Call for stricter monitoring of doctors
Failure to deal with recognised problems about a doctor’s work has been a recurring historical theme, a defence body medical director warned the summit.
Dr Rob Hendry, of Medical Protection, reflected: ‘One of the tragedies I have seen over the years is when things have gone wrong and you go in to speak to individuals and organisations, the number of times people say: “Yeah, we knew it was a disaster waiting to happen”.’
He believed the sector had not been good enough at picking up risk indicators. But now there was very strong research evidence that it was possible to predict those who were going to run into problems before the claims or the regulator came in.

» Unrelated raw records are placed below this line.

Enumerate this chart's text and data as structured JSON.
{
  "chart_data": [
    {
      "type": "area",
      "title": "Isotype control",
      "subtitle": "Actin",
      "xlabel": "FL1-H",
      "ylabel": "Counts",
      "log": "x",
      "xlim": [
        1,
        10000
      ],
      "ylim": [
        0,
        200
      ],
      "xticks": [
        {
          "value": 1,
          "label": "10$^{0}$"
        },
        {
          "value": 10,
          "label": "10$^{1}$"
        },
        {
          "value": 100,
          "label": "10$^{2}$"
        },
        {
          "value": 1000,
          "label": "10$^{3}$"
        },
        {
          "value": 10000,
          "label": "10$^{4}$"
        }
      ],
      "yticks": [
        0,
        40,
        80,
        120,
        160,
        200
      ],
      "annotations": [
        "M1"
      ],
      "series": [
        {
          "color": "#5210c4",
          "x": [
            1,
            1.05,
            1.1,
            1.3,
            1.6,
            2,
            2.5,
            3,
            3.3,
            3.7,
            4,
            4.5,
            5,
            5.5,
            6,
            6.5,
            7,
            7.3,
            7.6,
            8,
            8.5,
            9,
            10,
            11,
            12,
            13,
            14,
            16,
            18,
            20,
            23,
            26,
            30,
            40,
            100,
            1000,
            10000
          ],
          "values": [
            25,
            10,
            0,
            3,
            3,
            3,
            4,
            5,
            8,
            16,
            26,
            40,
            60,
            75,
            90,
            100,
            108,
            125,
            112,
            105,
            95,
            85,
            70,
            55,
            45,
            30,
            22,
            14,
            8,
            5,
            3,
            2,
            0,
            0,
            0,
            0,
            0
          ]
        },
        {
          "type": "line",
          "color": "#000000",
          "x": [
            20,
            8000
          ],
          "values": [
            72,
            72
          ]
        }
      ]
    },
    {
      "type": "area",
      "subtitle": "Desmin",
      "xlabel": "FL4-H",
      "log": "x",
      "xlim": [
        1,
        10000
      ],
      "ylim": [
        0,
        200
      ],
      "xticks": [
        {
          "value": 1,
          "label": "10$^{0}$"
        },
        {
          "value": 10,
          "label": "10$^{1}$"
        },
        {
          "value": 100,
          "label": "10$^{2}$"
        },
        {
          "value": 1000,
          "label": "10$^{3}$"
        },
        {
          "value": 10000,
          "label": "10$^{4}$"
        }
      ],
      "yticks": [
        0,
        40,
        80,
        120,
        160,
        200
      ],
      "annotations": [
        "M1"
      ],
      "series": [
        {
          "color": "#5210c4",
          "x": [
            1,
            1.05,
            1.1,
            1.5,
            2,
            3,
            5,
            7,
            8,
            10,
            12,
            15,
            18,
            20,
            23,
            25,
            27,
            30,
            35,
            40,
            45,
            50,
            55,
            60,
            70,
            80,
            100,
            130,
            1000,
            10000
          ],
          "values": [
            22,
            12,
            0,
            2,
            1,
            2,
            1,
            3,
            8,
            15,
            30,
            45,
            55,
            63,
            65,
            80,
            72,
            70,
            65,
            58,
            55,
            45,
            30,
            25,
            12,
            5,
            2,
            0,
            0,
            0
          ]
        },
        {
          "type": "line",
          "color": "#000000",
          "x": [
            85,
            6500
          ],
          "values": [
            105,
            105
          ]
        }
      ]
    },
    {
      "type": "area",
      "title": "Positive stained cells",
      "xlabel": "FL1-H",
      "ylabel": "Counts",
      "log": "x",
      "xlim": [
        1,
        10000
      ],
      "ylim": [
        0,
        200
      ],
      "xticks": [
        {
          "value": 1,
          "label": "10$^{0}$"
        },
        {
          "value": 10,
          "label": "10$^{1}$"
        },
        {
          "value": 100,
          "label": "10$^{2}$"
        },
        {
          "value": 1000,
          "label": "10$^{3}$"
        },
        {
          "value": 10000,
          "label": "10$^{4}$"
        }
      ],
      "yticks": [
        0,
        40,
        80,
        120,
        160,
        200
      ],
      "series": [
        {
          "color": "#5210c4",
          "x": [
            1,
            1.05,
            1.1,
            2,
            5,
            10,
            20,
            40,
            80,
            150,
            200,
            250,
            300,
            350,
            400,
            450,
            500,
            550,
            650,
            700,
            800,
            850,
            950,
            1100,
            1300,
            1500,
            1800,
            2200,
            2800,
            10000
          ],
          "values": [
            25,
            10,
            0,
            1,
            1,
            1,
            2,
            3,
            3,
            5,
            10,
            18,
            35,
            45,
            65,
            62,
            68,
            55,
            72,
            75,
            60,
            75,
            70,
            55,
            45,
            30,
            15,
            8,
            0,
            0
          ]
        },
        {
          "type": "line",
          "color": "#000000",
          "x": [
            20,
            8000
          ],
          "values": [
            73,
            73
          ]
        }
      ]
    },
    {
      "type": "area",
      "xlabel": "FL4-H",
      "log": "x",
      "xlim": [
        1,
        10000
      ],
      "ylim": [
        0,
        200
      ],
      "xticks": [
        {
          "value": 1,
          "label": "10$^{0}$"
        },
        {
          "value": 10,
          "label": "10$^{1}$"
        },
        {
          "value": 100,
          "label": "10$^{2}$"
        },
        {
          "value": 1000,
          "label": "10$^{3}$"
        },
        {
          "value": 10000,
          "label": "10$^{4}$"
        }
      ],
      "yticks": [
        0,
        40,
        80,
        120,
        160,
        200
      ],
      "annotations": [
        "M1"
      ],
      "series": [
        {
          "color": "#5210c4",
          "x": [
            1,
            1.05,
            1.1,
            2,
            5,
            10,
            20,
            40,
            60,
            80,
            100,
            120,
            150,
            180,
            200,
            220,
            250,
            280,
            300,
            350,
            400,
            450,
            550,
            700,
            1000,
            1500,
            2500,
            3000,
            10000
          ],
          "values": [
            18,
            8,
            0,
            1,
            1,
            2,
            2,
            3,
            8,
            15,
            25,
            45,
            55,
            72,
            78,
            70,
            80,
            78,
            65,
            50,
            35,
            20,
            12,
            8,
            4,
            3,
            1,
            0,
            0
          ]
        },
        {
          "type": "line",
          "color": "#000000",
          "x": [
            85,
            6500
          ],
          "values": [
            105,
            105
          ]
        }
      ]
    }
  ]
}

Dr Hendry looked forward to ‘more sophisticated use of data’ and having the indemnity/insurance provider as part of the team looking at this, and subtle indicators that something was not right.
He hoped a positive side-effect of this type of management would help reduce the cost of premiums alongside risk.
His comments were made during a session entitled ‘Falling between the cracks – regulation and risk in new consultant business models’.
Dr Nigel Acheson, Care Quality Commission (CQC) deputy chief inspector of hospitals, said it was sad as a clinician to see cases where just a bit of forward planning could have helped when a situation deteriorated.
But too often it was like Groundhog Day with time delays and nobody seeming to know what to do.
He said many doctors naively thought their work was just about running the clinical service and forgot there were regulations and expectations covering the business. The CQC had also found providers who failed to fully understand their obligations.
But he was pleased to see much more openness and transparency between the regulator CQC and stakeholder groups and providers.
Regulatory lawyer Carlton Sadler, of Bevan Brittan, warned that providers would increasingly have ‘to up their game’.
He had seen the CQC telling providers they should have acted after a consultant’s second operation mishap, rather than the third.
There was potential scope for the regulator to say: ‘If you’d been discharging your regulatory responsibilities properly, you would have avoided that third incidence of harm and therefore we are going to hold your hospital accountable for that.’